- Born: 17 September 1909 Zurich
- Died: 18 December 1998 (aged 89) Zurich
- Education: University of Zurich
- Scientific career
- Fields: German studies
- Workplaces: University of Zurich
- Doctoral advisor: Emil Ermatinger
- Doctoral students: Harald Burger

= Max Wehrli =

Swiss literary scholar and Germanist

Max Wehrli (17 September 1909 – 18 December 1998) was a Swiss literary scholar and Germanist. Wehrli studied from 1928 till 1935 about Germanic and Greek at the Universities of Zurich and Berlin. Among his teachers were Emil Ermatinger, Ernst Howald and Nicolai Hartmann. In 1936, he wrote his Ph.D. thesis at the University of Zurich.

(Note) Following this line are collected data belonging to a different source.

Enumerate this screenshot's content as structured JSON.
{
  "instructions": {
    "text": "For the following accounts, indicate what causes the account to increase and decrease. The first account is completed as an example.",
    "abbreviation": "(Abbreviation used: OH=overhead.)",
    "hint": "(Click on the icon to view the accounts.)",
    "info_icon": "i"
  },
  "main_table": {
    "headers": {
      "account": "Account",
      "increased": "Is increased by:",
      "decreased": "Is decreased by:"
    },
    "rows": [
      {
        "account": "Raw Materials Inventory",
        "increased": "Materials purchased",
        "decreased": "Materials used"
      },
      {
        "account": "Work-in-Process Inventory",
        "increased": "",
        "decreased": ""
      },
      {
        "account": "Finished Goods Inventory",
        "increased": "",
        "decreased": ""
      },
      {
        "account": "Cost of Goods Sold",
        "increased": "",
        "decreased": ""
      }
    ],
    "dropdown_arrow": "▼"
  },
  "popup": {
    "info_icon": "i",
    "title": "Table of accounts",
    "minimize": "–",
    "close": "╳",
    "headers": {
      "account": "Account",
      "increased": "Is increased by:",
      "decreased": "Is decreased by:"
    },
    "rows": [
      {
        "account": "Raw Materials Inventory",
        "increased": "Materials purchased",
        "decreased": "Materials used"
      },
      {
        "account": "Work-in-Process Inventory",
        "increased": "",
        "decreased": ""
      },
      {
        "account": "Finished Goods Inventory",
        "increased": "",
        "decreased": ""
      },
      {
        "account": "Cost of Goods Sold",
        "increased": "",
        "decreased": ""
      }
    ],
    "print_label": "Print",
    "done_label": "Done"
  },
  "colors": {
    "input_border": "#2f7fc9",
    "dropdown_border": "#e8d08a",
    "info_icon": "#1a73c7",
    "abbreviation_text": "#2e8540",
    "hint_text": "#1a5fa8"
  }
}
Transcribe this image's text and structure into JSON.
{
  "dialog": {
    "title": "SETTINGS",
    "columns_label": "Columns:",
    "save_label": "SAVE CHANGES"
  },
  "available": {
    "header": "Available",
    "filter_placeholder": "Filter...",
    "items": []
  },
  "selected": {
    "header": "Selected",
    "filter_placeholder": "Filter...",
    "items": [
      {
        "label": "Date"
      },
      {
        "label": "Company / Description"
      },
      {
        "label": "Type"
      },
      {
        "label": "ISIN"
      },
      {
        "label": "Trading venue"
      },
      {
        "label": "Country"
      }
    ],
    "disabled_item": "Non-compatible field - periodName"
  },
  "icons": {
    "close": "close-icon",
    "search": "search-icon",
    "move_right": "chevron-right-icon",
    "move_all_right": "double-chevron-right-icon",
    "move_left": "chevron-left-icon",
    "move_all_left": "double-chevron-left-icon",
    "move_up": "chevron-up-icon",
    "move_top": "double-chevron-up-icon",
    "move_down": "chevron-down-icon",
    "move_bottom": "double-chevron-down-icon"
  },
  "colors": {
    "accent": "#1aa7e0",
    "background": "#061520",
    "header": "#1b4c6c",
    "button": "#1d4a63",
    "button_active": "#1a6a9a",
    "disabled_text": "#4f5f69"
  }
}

Since 1953, Max Wehrli was tenured professor for the history of German literature at Zurich. In 1955, he was visiting professor at the Columbia University in New York City.

==Awards==
- 1979 Prix Gottfried Keller

==Works==
- Johann Jakob Bodmer und die Geschichte der Literatur. Zürich, Phil. I Sekt., Diss. Frauenfeld, Leipzig 1936.
- Das barocke Geschichtsbild in Lohensteins Arminius. Frauenfeld, Leipzig 1938.
- Allgemeine Literaturwissenschaft. Bern 1951.
- Gottfried Kellers Verhältnis zum eigenen Schaffen. Basel 1963.
- Formen mittelalterlicher Erzählung: Aufsätze. Zürich 1969.
- Geschichte der deutschen Literatur von den Anfängen bis zum Ende des 16. Jahrhunderts. Stuttgart 1980.
- Literatur im deutschen Mittelalter: eine poetologische Einführung. Stuttgart 1984.